Боб поджал губы и на секунду задумался.
– Я видел его сегодня у поленницы. Он рубил дрова, как ненормальный.
От разгрузочной площадки до поленницы было не больше ста ярдов, но Лилли показалось, что она совершает Батаанский марш смерти[11].
Она шла медленно, с опущенной головой, и руки ее были засунуты в карманы джинсов, чтобы не было видно, как они дрожали. Ей нужно было миновать группу женщин, сортировавших одежду в чемоданах, обогнуть цирковой шатер, обойти мальчишек, чинивших сломанный скейтборд, и нескольких мужчин, которые осматривали оружие, разложенное перед ними на расстеленном на земле одеяле.

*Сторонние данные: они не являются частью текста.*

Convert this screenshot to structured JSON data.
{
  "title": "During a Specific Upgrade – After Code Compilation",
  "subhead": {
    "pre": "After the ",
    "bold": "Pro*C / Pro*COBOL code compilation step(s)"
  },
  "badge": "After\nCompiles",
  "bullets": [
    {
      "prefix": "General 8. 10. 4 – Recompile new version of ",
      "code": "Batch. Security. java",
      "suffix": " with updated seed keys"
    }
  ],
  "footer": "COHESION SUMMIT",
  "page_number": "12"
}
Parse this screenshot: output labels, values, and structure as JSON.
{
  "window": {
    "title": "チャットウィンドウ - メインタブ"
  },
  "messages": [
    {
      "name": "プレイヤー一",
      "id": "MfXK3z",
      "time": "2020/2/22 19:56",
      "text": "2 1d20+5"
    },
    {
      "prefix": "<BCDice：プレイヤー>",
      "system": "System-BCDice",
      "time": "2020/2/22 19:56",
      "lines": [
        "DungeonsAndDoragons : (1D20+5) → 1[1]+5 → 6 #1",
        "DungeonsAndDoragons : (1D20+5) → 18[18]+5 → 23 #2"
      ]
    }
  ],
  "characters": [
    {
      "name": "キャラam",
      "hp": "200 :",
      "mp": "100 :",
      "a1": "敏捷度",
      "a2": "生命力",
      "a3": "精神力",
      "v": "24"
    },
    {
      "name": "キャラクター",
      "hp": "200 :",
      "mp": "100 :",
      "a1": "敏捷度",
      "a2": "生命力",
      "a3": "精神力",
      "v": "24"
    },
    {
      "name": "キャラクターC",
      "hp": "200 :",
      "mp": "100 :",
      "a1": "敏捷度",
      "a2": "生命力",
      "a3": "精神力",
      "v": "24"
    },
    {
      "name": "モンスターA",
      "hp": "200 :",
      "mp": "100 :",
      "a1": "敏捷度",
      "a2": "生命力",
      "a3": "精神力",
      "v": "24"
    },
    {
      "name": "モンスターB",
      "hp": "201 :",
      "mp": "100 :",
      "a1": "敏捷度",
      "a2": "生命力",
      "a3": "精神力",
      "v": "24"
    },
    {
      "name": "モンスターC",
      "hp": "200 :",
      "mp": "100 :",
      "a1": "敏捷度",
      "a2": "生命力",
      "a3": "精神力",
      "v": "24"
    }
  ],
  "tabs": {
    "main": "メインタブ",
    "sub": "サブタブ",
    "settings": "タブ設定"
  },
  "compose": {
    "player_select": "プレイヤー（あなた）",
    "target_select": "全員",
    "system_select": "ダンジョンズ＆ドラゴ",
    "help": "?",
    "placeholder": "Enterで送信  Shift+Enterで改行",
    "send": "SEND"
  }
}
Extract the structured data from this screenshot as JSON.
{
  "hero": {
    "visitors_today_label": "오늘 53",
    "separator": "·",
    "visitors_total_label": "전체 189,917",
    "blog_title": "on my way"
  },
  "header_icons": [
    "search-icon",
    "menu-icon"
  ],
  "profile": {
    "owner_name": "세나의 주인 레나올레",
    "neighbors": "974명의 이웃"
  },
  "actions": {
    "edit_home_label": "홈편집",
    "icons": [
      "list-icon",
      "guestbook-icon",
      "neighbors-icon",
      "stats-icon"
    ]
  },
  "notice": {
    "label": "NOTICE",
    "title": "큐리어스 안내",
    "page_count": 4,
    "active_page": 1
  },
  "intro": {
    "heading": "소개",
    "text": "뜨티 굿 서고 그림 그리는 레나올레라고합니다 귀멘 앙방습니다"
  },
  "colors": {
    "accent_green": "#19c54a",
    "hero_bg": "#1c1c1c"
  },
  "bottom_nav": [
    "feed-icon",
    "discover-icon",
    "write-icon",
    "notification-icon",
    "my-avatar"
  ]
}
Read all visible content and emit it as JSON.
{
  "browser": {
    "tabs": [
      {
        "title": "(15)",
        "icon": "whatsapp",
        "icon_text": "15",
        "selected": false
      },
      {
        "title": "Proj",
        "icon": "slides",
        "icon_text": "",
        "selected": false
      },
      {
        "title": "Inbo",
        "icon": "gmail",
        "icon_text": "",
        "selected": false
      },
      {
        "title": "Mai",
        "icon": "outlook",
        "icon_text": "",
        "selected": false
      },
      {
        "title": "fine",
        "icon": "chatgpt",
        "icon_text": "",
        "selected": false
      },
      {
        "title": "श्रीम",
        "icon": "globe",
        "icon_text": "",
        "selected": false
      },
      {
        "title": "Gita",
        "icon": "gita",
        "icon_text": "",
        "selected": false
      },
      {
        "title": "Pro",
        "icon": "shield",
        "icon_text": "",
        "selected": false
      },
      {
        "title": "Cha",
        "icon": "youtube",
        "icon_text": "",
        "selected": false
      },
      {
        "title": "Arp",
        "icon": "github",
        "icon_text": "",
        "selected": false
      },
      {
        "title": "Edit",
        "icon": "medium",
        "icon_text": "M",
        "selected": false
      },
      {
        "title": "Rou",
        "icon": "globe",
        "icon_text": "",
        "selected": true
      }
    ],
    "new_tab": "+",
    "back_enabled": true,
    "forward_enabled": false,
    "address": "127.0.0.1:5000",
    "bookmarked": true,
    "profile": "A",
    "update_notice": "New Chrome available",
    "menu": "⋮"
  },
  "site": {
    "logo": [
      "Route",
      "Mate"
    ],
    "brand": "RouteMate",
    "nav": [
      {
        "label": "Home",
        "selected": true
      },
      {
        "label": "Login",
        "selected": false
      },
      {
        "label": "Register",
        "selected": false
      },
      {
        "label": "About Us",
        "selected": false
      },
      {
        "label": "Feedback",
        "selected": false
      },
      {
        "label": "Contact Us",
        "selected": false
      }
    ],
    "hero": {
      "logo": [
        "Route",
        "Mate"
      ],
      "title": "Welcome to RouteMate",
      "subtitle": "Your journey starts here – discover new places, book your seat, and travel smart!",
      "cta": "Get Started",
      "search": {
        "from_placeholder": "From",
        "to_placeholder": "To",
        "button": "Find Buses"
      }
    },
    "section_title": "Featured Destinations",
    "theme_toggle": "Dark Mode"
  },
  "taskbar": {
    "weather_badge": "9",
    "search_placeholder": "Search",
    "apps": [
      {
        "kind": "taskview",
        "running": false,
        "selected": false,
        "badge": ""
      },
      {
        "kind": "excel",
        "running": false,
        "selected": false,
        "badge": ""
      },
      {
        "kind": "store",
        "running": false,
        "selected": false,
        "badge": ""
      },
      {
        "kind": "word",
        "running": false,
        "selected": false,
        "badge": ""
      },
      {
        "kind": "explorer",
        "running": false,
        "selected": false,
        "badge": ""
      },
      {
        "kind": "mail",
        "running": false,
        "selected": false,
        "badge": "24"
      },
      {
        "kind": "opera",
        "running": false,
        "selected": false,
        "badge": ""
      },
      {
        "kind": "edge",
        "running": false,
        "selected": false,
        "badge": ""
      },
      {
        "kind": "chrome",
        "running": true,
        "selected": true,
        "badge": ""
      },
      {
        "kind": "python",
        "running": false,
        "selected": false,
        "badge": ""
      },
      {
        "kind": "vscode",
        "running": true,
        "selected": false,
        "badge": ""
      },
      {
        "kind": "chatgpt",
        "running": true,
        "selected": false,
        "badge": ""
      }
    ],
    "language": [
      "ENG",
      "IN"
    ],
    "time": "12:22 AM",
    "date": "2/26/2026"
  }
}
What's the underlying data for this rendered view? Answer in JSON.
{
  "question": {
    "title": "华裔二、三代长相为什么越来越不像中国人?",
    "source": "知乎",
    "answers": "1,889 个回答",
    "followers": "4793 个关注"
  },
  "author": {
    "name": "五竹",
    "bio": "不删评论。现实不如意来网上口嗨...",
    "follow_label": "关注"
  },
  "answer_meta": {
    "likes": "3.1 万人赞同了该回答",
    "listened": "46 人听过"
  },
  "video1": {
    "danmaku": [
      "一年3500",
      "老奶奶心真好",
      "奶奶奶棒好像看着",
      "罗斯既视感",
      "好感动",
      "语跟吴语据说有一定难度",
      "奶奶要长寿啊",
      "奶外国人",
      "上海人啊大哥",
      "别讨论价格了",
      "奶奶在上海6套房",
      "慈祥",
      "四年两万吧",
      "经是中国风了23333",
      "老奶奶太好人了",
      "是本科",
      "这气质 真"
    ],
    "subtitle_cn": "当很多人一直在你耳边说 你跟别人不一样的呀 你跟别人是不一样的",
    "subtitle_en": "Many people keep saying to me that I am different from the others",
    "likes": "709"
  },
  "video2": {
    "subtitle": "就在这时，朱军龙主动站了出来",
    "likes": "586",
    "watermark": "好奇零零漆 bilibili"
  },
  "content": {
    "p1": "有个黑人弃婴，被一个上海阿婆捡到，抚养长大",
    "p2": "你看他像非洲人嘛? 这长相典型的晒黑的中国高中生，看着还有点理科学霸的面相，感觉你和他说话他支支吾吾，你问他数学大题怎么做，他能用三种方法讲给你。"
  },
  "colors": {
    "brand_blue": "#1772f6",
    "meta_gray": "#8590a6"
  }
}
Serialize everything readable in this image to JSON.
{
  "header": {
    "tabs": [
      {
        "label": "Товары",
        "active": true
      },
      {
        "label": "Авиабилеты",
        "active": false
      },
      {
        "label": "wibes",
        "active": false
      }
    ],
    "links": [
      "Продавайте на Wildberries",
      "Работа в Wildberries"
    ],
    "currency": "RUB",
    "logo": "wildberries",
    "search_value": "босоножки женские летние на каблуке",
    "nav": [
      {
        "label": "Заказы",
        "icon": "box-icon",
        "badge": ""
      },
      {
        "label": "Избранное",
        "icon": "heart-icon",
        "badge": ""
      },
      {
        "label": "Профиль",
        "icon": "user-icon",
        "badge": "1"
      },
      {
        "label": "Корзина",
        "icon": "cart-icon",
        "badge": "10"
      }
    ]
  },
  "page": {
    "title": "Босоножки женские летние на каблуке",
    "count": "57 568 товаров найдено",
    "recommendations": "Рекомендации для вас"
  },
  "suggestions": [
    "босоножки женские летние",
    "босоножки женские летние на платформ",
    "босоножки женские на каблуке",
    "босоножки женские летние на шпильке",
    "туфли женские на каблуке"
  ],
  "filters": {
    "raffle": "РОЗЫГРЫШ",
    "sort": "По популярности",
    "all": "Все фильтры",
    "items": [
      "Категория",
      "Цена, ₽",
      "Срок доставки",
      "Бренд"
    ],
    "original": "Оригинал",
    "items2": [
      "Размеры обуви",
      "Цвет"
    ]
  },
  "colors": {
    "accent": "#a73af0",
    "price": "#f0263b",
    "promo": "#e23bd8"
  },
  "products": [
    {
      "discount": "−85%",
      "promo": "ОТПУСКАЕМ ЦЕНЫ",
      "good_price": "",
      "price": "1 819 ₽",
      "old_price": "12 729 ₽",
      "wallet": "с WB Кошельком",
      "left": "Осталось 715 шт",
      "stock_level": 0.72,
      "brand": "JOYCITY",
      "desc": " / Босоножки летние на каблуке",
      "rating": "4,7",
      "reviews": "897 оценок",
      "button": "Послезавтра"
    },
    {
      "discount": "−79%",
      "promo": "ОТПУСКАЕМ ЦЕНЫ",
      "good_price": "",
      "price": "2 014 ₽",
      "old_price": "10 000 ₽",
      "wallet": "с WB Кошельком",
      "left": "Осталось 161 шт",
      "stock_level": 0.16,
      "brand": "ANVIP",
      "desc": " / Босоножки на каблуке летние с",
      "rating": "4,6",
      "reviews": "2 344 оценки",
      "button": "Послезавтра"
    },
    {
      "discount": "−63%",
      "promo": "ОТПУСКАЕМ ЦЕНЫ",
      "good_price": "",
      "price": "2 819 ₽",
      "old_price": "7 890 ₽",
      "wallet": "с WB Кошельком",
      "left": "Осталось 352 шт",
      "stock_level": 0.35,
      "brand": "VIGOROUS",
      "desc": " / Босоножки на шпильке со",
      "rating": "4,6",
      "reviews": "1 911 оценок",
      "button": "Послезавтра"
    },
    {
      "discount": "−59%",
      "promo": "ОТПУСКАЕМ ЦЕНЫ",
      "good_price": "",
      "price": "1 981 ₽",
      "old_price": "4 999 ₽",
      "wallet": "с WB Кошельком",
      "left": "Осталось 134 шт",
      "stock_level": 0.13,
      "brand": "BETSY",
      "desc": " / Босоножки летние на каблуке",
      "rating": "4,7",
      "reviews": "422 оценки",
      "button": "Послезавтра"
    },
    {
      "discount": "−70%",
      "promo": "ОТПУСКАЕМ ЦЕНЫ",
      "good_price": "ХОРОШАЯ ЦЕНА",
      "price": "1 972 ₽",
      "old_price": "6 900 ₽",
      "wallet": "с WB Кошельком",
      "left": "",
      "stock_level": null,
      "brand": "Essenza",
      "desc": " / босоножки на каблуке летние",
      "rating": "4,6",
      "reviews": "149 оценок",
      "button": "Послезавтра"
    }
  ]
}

Поравнявшись с мужчинами – в их число входил и Чад Бингэм, взявший на себя командование, подобно деспотичному реднеку[12], – Лилли взглянула на одиннадцать тускло поблескивавших пистолетов разных калибров, марок и моделей, которые лежали аккуратно, словно столовые приборы в ящике. Рядом была пара дробовиков 12-го калибра из «Кеймарта». Всего одиннадцать пистолетов и эти дробовики да ограниченное количество патронов – таким был весь арсенал поселенцев, тонкой ширмой отделявший выживших от катастрофы.
По шее Лилли пробежали мурашки, а страх прожег дыру в ее животе. Дрожь усилилась. Ее словно лихорадило. Лилли Коул никогда не умела справляться с дрожью. Она вспомнила тот день, когда нужно было выступить с презентацией перед приемной комиссией Технологического института Джорджии. Она подготовила заметки на карточках и репетировала несколько недель. И все равно, оказавшись перед заслуженными профессорами в той душной комнате на Норт-авеню, она так дрожала, что задохнулась от волнения и уронила свою стопку карточек, которые вихрем разлетелись по комнате.
Теперь, подходя к изгороди, протянувшейся вдоль западной границы площадки, она чувствовала то же самое нервное напряжение, усиленное тысячекратно. Дрожал каждый мускул на ее лице, а руки готовы были выпрыгнуть из карманов: тремор был столь силен, что казалось, будто ее суставы вот-вот заклинит и она замрет на месте. «Хронический тревожный невроз» – так называл это врач из Мариетты.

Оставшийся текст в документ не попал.